Constructed an Inverted Index for a Wikipedia dump of around 60gb that would serve for the retrieval of documents related to the search query with an average retrieval time of around 1 sec per query The link to the dataset can be found here : ftp://10.4.17.131/Datasets/IRE_Monsoon_2017/WikiSearch/
- parsing.py - File containing all functions related to XML parsing.
- processing.py - File containing function which takes as input title, id and content of a wiki page and preprocesses it.
- indexing.py - File which performs the actual indexing and secondary level and offset files.

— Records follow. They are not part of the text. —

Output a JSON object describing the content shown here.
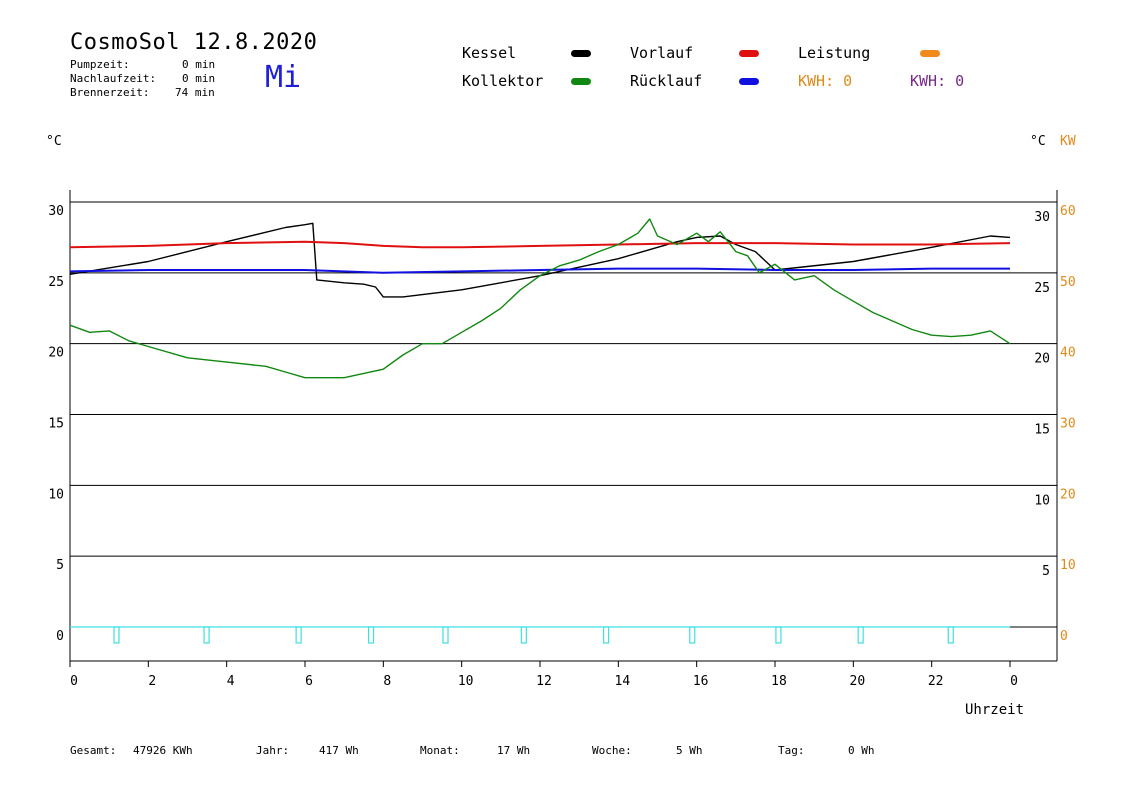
{
  "header": {
    "title": "CosmoSol 12.8.2020",
    "day": "Mi",
    "stats": [
      {
        "label": "Pumpzeit:",
        "value": "0 min"
      },
      {
        "label": "Nachlaufzeit:",
        "value": "0 min"
      },
      {
        "label": "Brennerzeit:",
        "value": "74 min"
      }
    ]
  },
  "legend": {
    "kessel": {
      "label": "Kessel",
      "color": "#000000"
    },
    "vorlauf": {
      "label": "Vorlauf",
      "color": "#e01010"
    },
    "leistung": {
      "label": "Leistung",
      "color": "#f08a1a"
    },
    "kollektor": {
      "label": "Kollektor",
      "color": "#118811"
    },
    "ruecklauf": {
      "label": "Rücklauf",
      "color": "#1010e0"
    },
    "kwh_orange": "KWH: 0",
    "kwh_purple": "KWH: 0"
  },
  "axes": {
    "left_unit": "°C",
    "right_unit_c": "°C",
    "right_unit_kw": "KW",
    "xlabel": "Uhrzeit"
  },
  "footer": {
    "gesamt_label": "Gesamt:",
    "gesamt_value": "47926 KWh",
    "jahr_label": "Jahr:",
    "jahr_value": "417 Wh",
    "monat_label": "Monat:",
    "monat_value": "17 Wh",
    "woche_label": "Woche:",
    "woche_value": "5 Wh",
    "tag_label": "Tag:",
    "tag_value": "0 Wh"
  },
  "chart_data": {
    "type": "line",
    "xlim": [
      0,
      24
    ],
    "ylim_left": [
      0,
      30
    ],
    "ylim_right_kw": [
      0,
      60
    ],
    "grid": true,
    "x_ticks": [
      "0",
      "2",
      "4",
      "6",
      "8",
      "10",
      "12",
      "14",
      "16",
      "18",
      "20",
      "22",
      "0"
    ],
    "y_ticks_left": [
      "30",
      "25",
      "20",
      "15",
      "10",
      "5",
      "0"
    ],
    "y_ticks_right_c": [
      "30",
      "25",
      "20",
      "15",
      "10",
      "5"
    ],
    "y_ticks_right_kw": [
      "60",
      "50",
      "40",
      "30",
      "20",
      "10",
      "0"
    ],
    "series": [
      {
        "name": "Kessel",
        "color": "#000000",
        "x": [
          0,
          2,
          4,
          5.5,
          6,
          6.2,
          6.3,
          7,
          7.5,
          7.8,
          8,
          8.5,
          10,
          12,
          14,
          15.5,
          16,
          16.6,
          17,
          17.5,
          18,
          20,
          22,
          23.5,
          24
        ],
        "y": [
          24.9,
          25.8,
          27.2,
          28.2,
          28.4,
          28.5,
          24.5,
          24.3,
          24.2,
          24.0,
          23.3,
          23.3,
          23.8,
          24.8,
          26.0,
          27.2,
          27.5,
          27.6,
          27.0,
          26.5,
          25.2,
          25.8,
          26.8,
          27.6,
          27.5
        ]
      },
      {
        "name": "Vorlauf",
        "color": "#e01010",
        "x": [
          0,
          2,
          4,
          6,
          7,
          8,
          9,
          10,
          12,
          14,
          16,
          18,
          20,
          22,
          24
        ],
        "y": [
          26.8,
          26.9,
          27.1,
          27.2,
          27.1,
          26.9,
          26.8,
          26.8,
          26.9,
          27.0,
          27.1,
          27.1,
          27.0,
          27.0,
          27.1
        ]
      },
      {
        "name": "Rücklauf",
        "color": "#1010e0",
        "x": [
          0,
          2,
          4,
          6,
          8,
          10,
          12,
          14,
          16,
          18,
          20,
          22,
          24
        ],
        "y": [
          25.1,
          25.2,
          25.2,
          25.2,
          25.0,
          25.1,
          25.2,
          25.3,
          25.3,
          25.2,
          25.2,
          25.3,
          25.3
        ]
      },
      {
        "name": "Kollektor",
        "color": "#118811",
        "x": [
          0,
          0.5,
          1,
          1.5,
          2,
          3,
          4,
          5,
          5.5,
          6,
          6.5,
          7,
          7.5,
          8,
          8.5,
          9,
          9.5,
          10,
          10.5,
          11,
          11.5,
          12,
          12.5,
          13,
          13.5,
          14,
          14.5,
          14.8,
          15,
          15.5,
          16,
          16.3,
          16.6,
          17,
          17.3,
          17.6,
          18,
          18.5,
          19,
          19.5,
          20,
          20.5,
          21,
          21.5,
          22,
          22.5,
          23,
          23.5,
          24
        ],
        "y": [
          21.3,
          20.8,
          20.9,
          20.2,
          19.8,
          19.0,
          18.7,
          18.4,
          18.0,
          17.6,
          17.6,
          17.6,
          17.9,
          18.2,
          19.2,
          20.0,
          20.0,
          20.8,
          21.6,
          22.5,
          23.8,
          24.8,
          25.5,
          25.9,
          26.5,
          27.0,
          27.8,
          28.8,
          27.6,
          27.0,
          27.8,
          27.2,
          27.9,
          26.5,
          26.2,
          25.0,
          25.6,
          24.5,
          24.8,
          23.8,
          23.0,
          22.2,
          21.6,
          21.0,
          20.6,
          20.5,
          20.6,
          20.9,
          20.0
        ]
      },
      {
        "name": "Leistung",
        "color": "#40e0e0",
        "x": [
          0,
          1.15,
          1.2,
          3.5,
          5.85,
          7.7,
          9.6,
          11.6,
          13.7,
          15.9,
          18.1,
          20.2,
          22.5,
          24
        ],
        "y": [
          0,
          0,
          0,
          0,
          0,
          0,
          0,
          0,
          0,
          0,
          0,
          0,
          0,
          0
        ],
        "pulses_at": [
          1.2,
          3.5,
          5.85,
          7.7,
          9.6,
          11.6,
          13.7,
          15.9,
          18.1,
          20.2,
          22.5
        ]
      }
    ]
  }
}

- search.py - Main file containing all the code for query processing and retrieval of results
- IndexFiles - Initial index gets created here
- Secondary_index_files - The secondary level indexed files are stored here term_id wise
- Offset_files - Offset files for these secondary_index files are made here
- TermDict - Pickle file containing the term-term_id map is made here
- Title_id_map - File containing page_id-title map is made here
- full_wiki.xml - The XML file containing the full data of wikipedia
Run Search.py - An infinite loop runs expecting queries that ends with the exit command.
-
Field query - Assuming that fields are small letters(b, i, c, t, r, e) followed by colon and the fields are space separated. “b:sachin i:2003 c:sports”
-
Boolean query - Assuming that the boolean operators are given in capitals (AND, OR, NOT) and remaining words are space separated. “Sachin AND Dhoni NOT Sehwag”
-
Normal query - Any sequence of words that doesn’t satisfy the above conditions is considered a normal query. “Virat Kohli”
less than 3 words, time to fetch results is < 1s
between 3 and 7 words, time to fetch results is Around 2-3s